Suppose we have a diagram (1.1)of negatively curved Riemannian manifolds with (common) volume entropy h, and suppose that the action of G on M in the extended diagram (1.2)is F _ℓ -homologically wide for some ℓ coprime to |G|. Then M ₁ and M ₂ are equivalent Riemannian covers of M ₀ if and only if the pole order at s = h of a finite number of specific L-series of representations on M ₁ and M ₂ is equal.

Sunada’s result [90] quoted above says that weak conjugacy implies isospectrality, but the converse is not necessarily true; this leaves open the question to characterise weak conjugacy of H ₁ and H ₂ in G in a spectral way using the associated manifolds M ₁ and M ₂. One of our intermediate results answers this question using induction and restriction from the trivial representation 1.

Proposition 1.2.5

If we have a diagram (1.2), then H ₁ and H ₂ are weakly conjugate if and only if the multiplicity of the zero eigenvalue in \(\sigma _{M_i}(\operatorname {Res}_{H_i}^G \operatorname {Ind}_{H_j}^G \mathbf {1})\) is independent of i, j = 1, 2.

This result, reformulated in Proposition 4.2.4, is proven by an adaptation of a number theoretical argument of Nagata [73]. The crucial differential geometric ingredient is the spectral characterisation of the multiplicity of the trivial representation in any given representation (Lemma 3.9.1). As a corollary, we get a spectral characterisation of strong isospectrality (cf.
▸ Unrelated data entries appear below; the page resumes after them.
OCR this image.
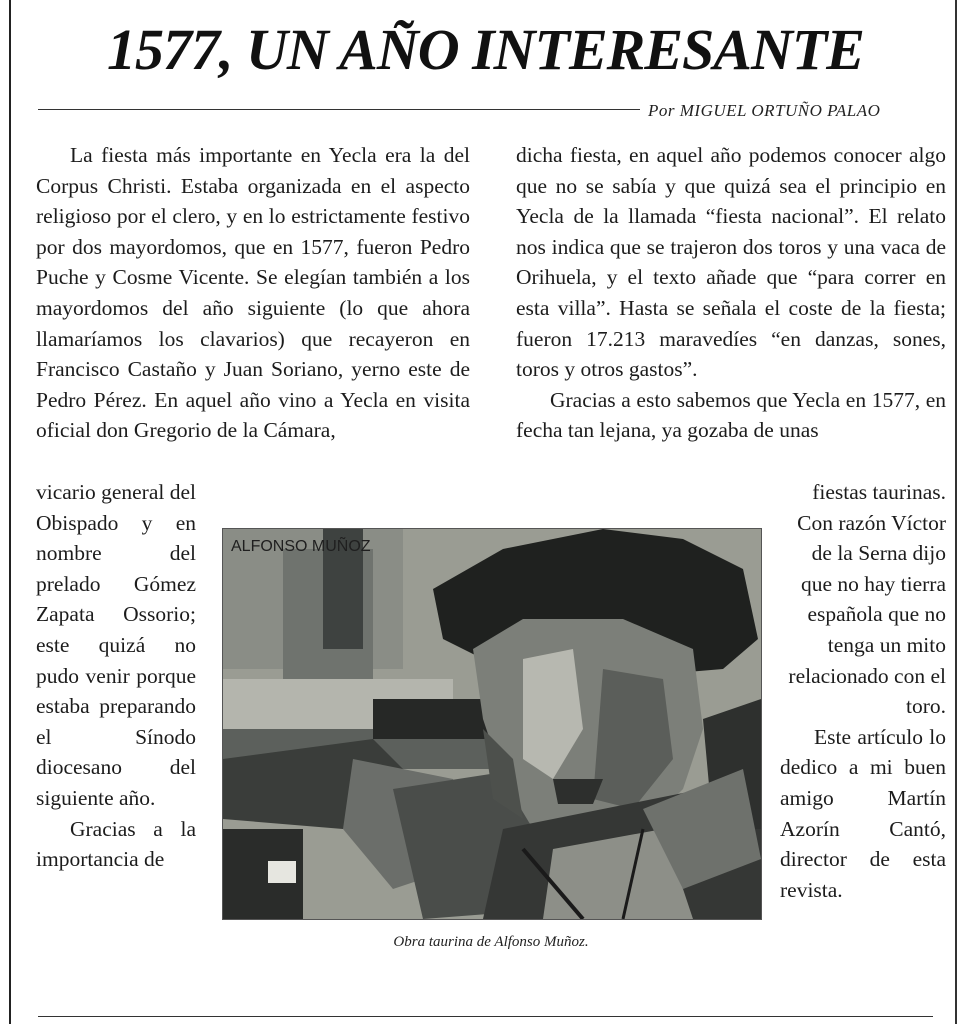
1577, UN AÑO INTERESANTE
Por MIGUEL ORTUÑO PALAO

La fiesta más importante en Yecla era la del Corpus Christi. Estaba organizada en el aspecto religioso por el clero, y en lo estrictamente festivo por dos mayordomos, que en 1577, fueron Pedro Puche y Cosme Vicente. Se elegían también a los mayordomos del año siguiente (lo que ahora llamaríamos los clavarios) que recayeron en Francisco Castaño y Juan Soriano, yerno este de Pedro Pérez. En aquel año vino a Yecla en visita oficial don Gregorio de la Cámara,

dicha fiesta, en aquel año podemos conocer algo que no se sabía y que quizá sea el principio en Yecla de la llamada “fiesta nacional”. El relato nos indica que se trajeron dos toros y una vaca de Orihuela, y el texto añade que “para correr en esta villa”. Hasta se señala el coste de la fiesta; fueron 17.213 maravedíes “en danzas, sones, toros y otros gastos”.

Gracias a esto sabemos que Yecla en 1577, en fecha tan lejana, ya gozaba de unas

vicario general del Obispado y en nombre del prelado Gómez Zapata Ossorio; este quizá no pudo venir porque estaba preparando el Sínodo diocesano del siguiente año.

Gracias a la importancia de

fiestas taurinas. Con razón Víctor de la Serna dijo que no hay tierra española que no tenga un mito relacionado con el toro.

Este artículo lo dedico a mi buen amigo Martín Azorín Cantó, director de esta revista.

ALFONSO MUÑOZ
Obra taurina de Alfonso Muñoz.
Definition 4.2.2 and Corollary 4.2.5).

Open Problem

The most pressing question that remains open concerns the case where there is not necessarily a common finite orbifold quotient: are twisted isospectral manifolds M ₁ and M ₂ (meaning that there is a bijection of all unitary representations of their fundamental groups such that the spectra of the corresponding twisted Laplacians are equal) with large fundamental groups (i.e., containing a finite index subgroup with a non-abelian free group as quotient) isometric?

Project

Develop the theory when M ₁ and M ₂ are also orbifolds.

Project

Develop an analogous theory for graphs instead of manifolds.